Ina Hagniningtyas Krisnamurthi (born 5 December 1968) is an Indonesian diplomat who is currently serving as director general of ASEAN cooperation since 2025 and ambassador to India and Bhutan since March 2022. Prior to her current posting in New Delhi, she served as deputy permanent representative to the United Nations in New York from 2016 to 2019 and advisor to the foreign minister for economic diplomacy from 2019 to 2022.

== Early life and education ==
Born on 5 December 1968 in Bitung, North Sulawesi, Ina Hagniningtyas Krisnamurthi's parents hail from Yogyakarta and Central Java. Her first name, Ina, was an abbreviation of Indonesia. She began studying Japanese literature at the University of Indonesia in 1987 and graduated in 1992 with a thesis on post-World War II part time farming (kengyō nōka) in Japan. She then obtained a master of arts in international studies from Griffith University in 1997.

== Career ==
Krisnamurthi entered the foreign service in 1993. Her early diplomatic postings included serving as junior consul for information and socio-cultural affairs at the consulate general in Vancouver, Canada, with the rank of second secretary from January 2000 to September 2003. She was then assigned to the political section of the embassy in Brussels on 30 July 2006 with the rank of first secretary, and later counsellor. Upon completing her tenure in July 2010, she became the deputy director (chief of subdirectorate) for European Union affairs. In these roles, she was a lead negotiator for various international agreements, including the Trade and Sustainable Development Chapter of the Indonesia-EU Comprehensive Economic Partnership Agreement (IEU-CEPA) and was involved in negotiations for RCEP, ASEAN, and WTO.

In 2013, she became the director of trade, industry, investment, and intellectual property rights within the foreign ministry, before being transferred to the ASEAN directorate general as director for ASEAN economic cooperation on 10 January 2014. She served until 2016, and by September that year she was appointed as the deputy permanent representative to the United Nations in New York. She was involved in advocating issues concerning women and children and has worked to foster international collaboration to achieve the United Nations Sustainable Development Goals. During her tenure, she oversaw Indonesia's election as a non-permanent member of the United Nations Security Council.

After serving in New York, in February 2019 Ina returned to Jakarta to take office as advisor (expert staff) to the foreign minister for economic diplomacy. In 2021, she became the Chair of the 31st Intergovernmental Group on Oilseeds, Oils, and Fats at the FAO. Ina was involved in facing the discriminatory treatment of palm oil from Indonesia by the European Union, where she planned the formation of a joint working group with the EU to discuss vegetable oils alongside other ASEAN countries.

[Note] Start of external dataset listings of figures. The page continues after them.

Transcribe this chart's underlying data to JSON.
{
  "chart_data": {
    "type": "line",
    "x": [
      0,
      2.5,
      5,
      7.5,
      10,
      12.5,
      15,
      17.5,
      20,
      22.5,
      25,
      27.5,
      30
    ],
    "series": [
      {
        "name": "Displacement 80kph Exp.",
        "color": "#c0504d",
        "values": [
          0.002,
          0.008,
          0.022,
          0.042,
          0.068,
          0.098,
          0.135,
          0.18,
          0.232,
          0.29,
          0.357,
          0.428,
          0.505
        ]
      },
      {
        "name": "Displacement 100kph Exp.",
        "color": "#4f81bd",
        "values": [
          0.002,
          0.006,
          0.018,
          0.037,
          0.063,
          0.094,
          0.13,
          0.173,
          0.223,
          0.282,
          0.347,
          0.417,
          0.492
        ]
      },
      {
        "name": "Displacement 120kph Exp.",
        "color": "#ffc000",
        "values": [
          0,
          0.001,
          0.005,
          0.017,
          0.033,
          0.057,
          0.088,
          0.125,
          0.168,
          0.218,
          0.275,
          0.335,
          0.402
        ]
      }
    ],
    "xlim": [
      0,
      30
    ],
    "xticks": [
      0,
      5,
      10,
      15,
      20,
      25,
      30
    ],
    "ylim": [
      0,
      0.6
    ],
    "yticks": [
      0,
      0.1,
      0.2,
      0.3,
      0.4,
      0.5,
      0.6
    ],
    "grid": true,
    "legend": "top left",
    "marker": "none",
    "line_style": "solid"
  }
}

In June 2021, Ina was nominated by President Joko Widodo as ambassador for India, with concurrent accreditation to Bhutan. Upon passing an assessment by the House of Representative's first commission in July, she was installed as ambassador on 17 November. He presented his credentials to President of India Ram Nath Kovind on 16 March 2022 and to King of Bhutan Jigme Khesar Namgyel Wangchuck on 7 October 2022.

On 18 December 2025, Ina was sworn in as the director general of ASEAN cooperation.

== Organizations ==
In addition to her professional career, Krisnamurthi is an Honorary Board Member of the Business & Export Development Organization (BEDO), a Bali-based group that supports MSMEs in Indonesia with business development and exporting. She is also a member of the advisory board for the Center on International Cooperation at New York University.